Franklin County’s medical options shrink
If it’s difficult to find a bad guy in the story of the closing of the Franklin Medical Center, the only hospital in the county north of Wake, it’s because there probably isn’t one. The closing is a blow to the county’s economic development efforts, to be sure. It’s hard to sell a community if there is no hospital.
But Franklin has just over 60,000 residents, and almost 90 percent go outside the county for health care, according to Novant Health, a Winston-Salem company that has owned the hospital since 2009.
Indeed, the bad news for Franklin County comes because of the good news of a number of viable health care options in the area, with UNC Health Care and Duke reaching out with clinics and smaller facilities all over the state, and buying existing ones.

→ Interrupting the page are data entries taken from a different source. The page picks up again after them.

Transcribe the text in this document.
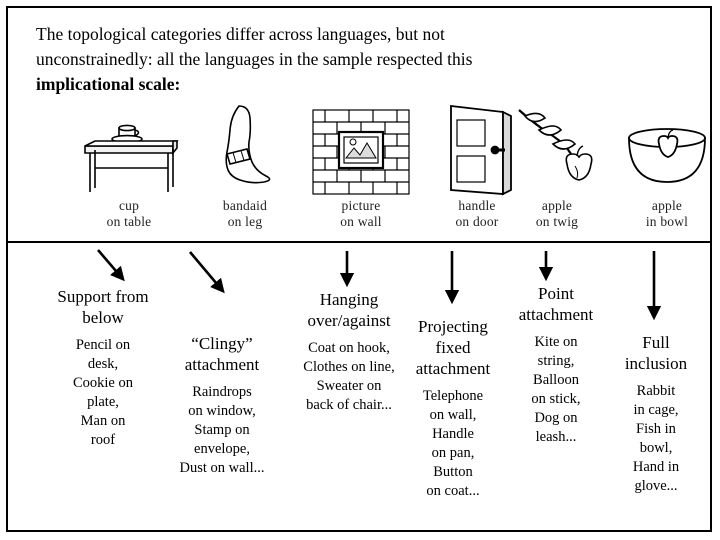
The topological categories differ across languages, but not
unconstrainedly: all the languages in the sample respected this
implicational scale:
cup
on table
bandaid
on leg
picture
on wall
handle
on door
apple
on twig
apple
in bowl
Support from
below
Pencil on
desk,
Cookie on
plate,
Man on
roof
“Clingy”
attachment
Raindrops
on window,
Stamp on
envelope,
Dust on wall...
Hanging
over/against
Coat on hook,
Clothes on line,
Sweater on
back of chair...
Projecting
fixed
attachment
Telephone
on wall,
Handle
on pan,
Button
on coat...
Point
attachment
Kite on
string,
Balloon
on stick,
Dog on
leash...
Full
inclusion
Rabbit
in cage,
Fish in
bowl,
Hand in
glove...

Would expanding Medicaid, which North Carolina foolishly elected not to do (though the federal government would have paid the expense), have saved the hospital? Probably not. This seems to be a case of a facility that simply couldn’t draw enough business in a time when competition is fierce and smaller facilities have a tough time of it when people want to use the high-profile places like Duke and UNC.
All this said, the powers-that-be in the state’s major medical facilities, along with officials of the Department of Health and Human Services, ought to be looking for ways to provide emergency care in rural areas, through doctors’ practices or other alternatives. North Carolina has a lot of isolated communities where people can go to hospitals out of town but have no options for sudden, serious health problems.